Brian Joondeph writes for the American Thinker about one major media outlet’s recent contradictions.
Open the Denver Post and you might experience intellectual whiplash.
In one article, readers are warned that Colorado ski resorts face an uncertain future due to climate change, with “less reliable powder days” threatening the industry. Resorts must invest in snowmaking, diversify revenue streams, and brace for a warming planet.
Right beside it? A forecast of more than two feet of snow for Colorado’s mountain peaks.
Two feet.
Apparently, the climate crisis is now capable of producing both the imminent demise of snow and an old-fashioned Rocky Mountain blizzard. Sometimes on the same page.
This is not satire. It’s modern climate journalism.
Climate journalism is actually a thing. The Washington Post employed 24-30 such journalists and recently laid off 14 of them. Maybe their new slogan should be “Climate Alarmism Dies in Darkness.”
We are told skiing is endangered by global warming, that snow seasons are shrinking, that resorts must adapt or perish. Yet every winter seems to bring headlines about record snowfalls somewhere in the West. Just two seasons ago, California experienced record Sierra snowpack, twice the average.
Colorado has enjoyed several strong seasons in recent years. Across the country, upstate New York measured snowfall in feet, not inches. Atmospheric rivers dump historic moisture into lake-effect snow machine guns.
And yet, the narrative remains: snow is disappearing.
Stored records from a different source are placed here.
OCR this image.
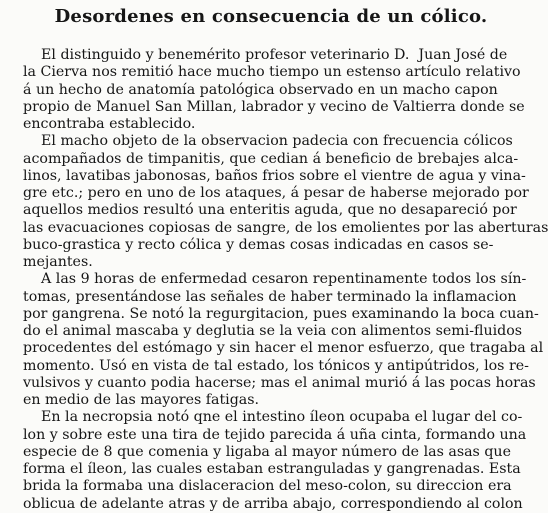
Desordenes en consecuencia de un cólico.
El distinguido y benemérito profesor veterinario D.  Juan José de
la Cierva nos remitió hace mucho tiempo un estenso artículo relativo
á un hecho de anatomía patológica observado en un macho capon
propio de Manuel San Millan, labrador y vecino de Valtierra donde se
encontraba establecido.
El macho objeto de la observacion padecia con frecuencia cólicos
acompañados de timpanitis, que cedian á beneficio de brebajes alca-
linos, lavatibas jabonosas, baños frios sobre el vientre de agua y vina-
gre etc.; pero en uno de los ataques, á pesar de haberse mejorado por
aquellos medios resultó una enteritis aguda, que no desapareció por
las evacuaciones copiosas de sangre, de los emolientes por las aberturas
buco-grastica y recto cólica y demas cosas indicadas en casos se-
mejantes.
A las 9 horas de enfermedad cesaron repentinamente todos los sín-
tomas, presentándose las señales de haber terminado la inflamacion
por gangrena. Se notó la regurgitacion, pues examinando la boca cuan-
do el animal mascaba y deglutia se la veia con alimentos semi-fluidos
procedentes del estómago y sin hacer el menor esfuerzo, que tragaba al
momento. Usó en vista de tal estado, los tónicos y antipútridos, los re-
vulsivos y cuanto podia hacerse; mas el animal murió á las pocas horas
en medio de las mayores fatigas.
En la necropsia notó qne el intestino íleon ocupaba el lugar del co-
lon y sobre este una tira de tejido parecida á uña cinta, formando una
especie de 8 que comenia y ligaba al mayor número de las asas que
forma el íleon, las cuales estaban estranguladas y gangrenadas. Esta
brida la formaba una dislaceracion del meso-colon, su direccion era
oblicua de adelante atras y de arriba abajo, correspondiendo al colon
The problem is not that weather varies. It always has. The problem is that whatever happens is now cited as evidence of climate catastrophe.
If it snows less than average — climate change.
If it snows more than average — climate change.
If temperatures rise — climate change.
If temperatures plunge — climate change.
If drought hits — climate change.
If floods come — climate change.
At this point, climate change has become less a scientific hypothesis and more a theological doctrine: omnipresent, unfalsifiable, and invoked to explain all things.